Phil went on explaining his aërial paradise.
“This is Grévy, that is Carnot; here is M. Thiers—these are all official busts. When the government changes they pack them off to the attic, and the inspector has put them here to ornament his garden.”
“And this arm-chair on which I am sitting, with all its gilding rubbed off? Is that official also?” Helia asked, examining the wood, carved with palms, and the red velvet embroidered with the attributes of Law and Justice.
“It’s a relic of the Revolution of ’48,” answered Phil; “we found it only lately in the attic—it was King Louis-Philippe’s throne.”
“A king’s throne!” Helia said, jumping up. “How can you think of it for a poor girl like me? You would be better in it, Phil. Seat yourself; I wish you to—I command you!” she said, imitating what she considered the royal tone.
“Well, since you wish it—”
“Yes; it’s your place—and here is mine,” she added, as she seated herself at Phil’s feet. “Stay there, Phil—leave me at your feet. I am so happy!”

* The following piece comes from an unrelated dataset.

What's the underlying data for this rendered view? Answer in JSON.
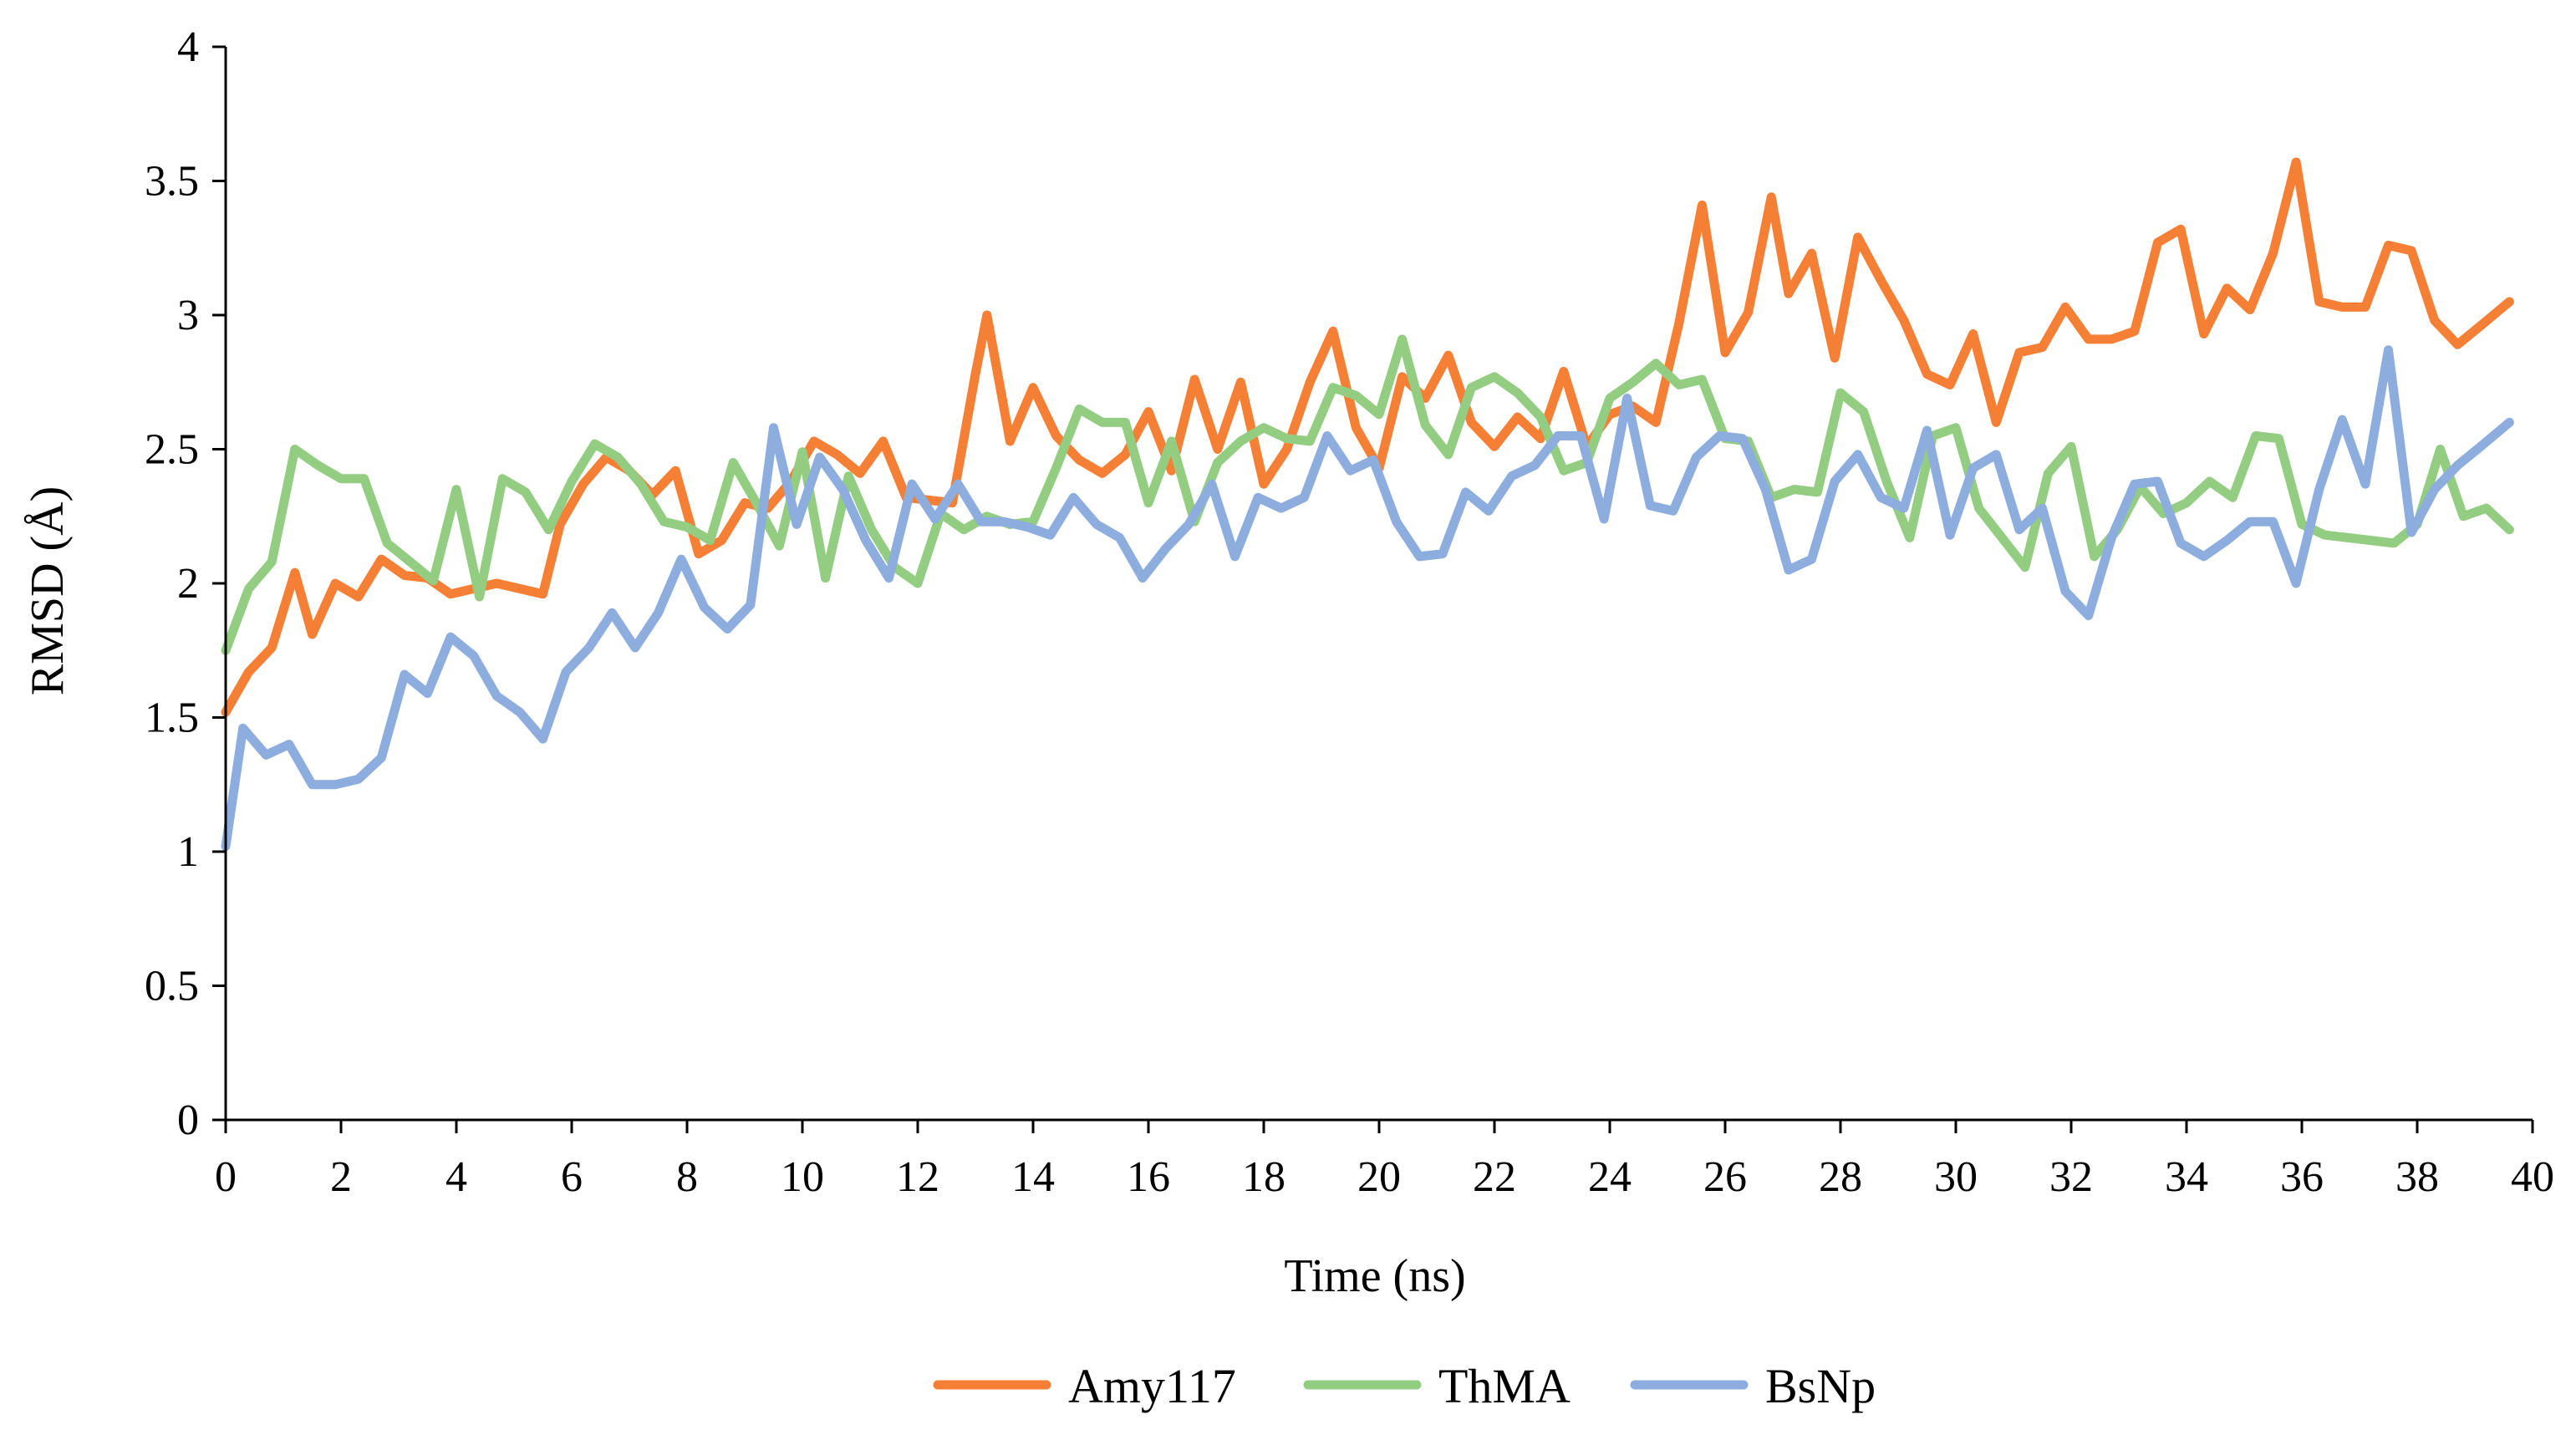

Happy! She could not have found words to express it all! For months and months and months she had thought of Phil every day and every hour—Phil, friend of her childhood and youth, who had loved her well, who would have protected her against Cemetery—Phil, her hero! And now she saw him again; he was there before her, her head was resting on his knees, in the calm of the beautiful day. How could she have told her happiness?
Phil, on his arrival in Paris, had thought less about Helia at first, overburdened as he was with all his new impressions; but the environment in which he lived was not pleasant to him. His illusions had been cast to earth; he was in an abyss of temptations from which he could not, like Suzanne, free himself by a smile or a shrug. But he soon regained possession of himself; he made of Helia an ideal. He knew no young girl of his own sphere, and he took refuge in the thought of Helia as in a place of safety. She personified his innocent youth. Phil still had in him the old Puritan austerity—he whose family Bible showed on its margin this proud device written in faded ink by some persecuted ancestor: “No judge but God, no woman but the wife!” He was grateful to Helia because her remembrance protected him; because she seemed to him always so pure.
Accordingly, when Helia came back, with the superb confidence of youth which believes in the everlastingness of things, Phil looked on her again with joy. In spite of the rude life she was leading, she was more modest and charming than ever; and she was so beautiful! Helia came into Phil’s life at a dangerous moment—an accomplice of the sun and the fragrance of roses.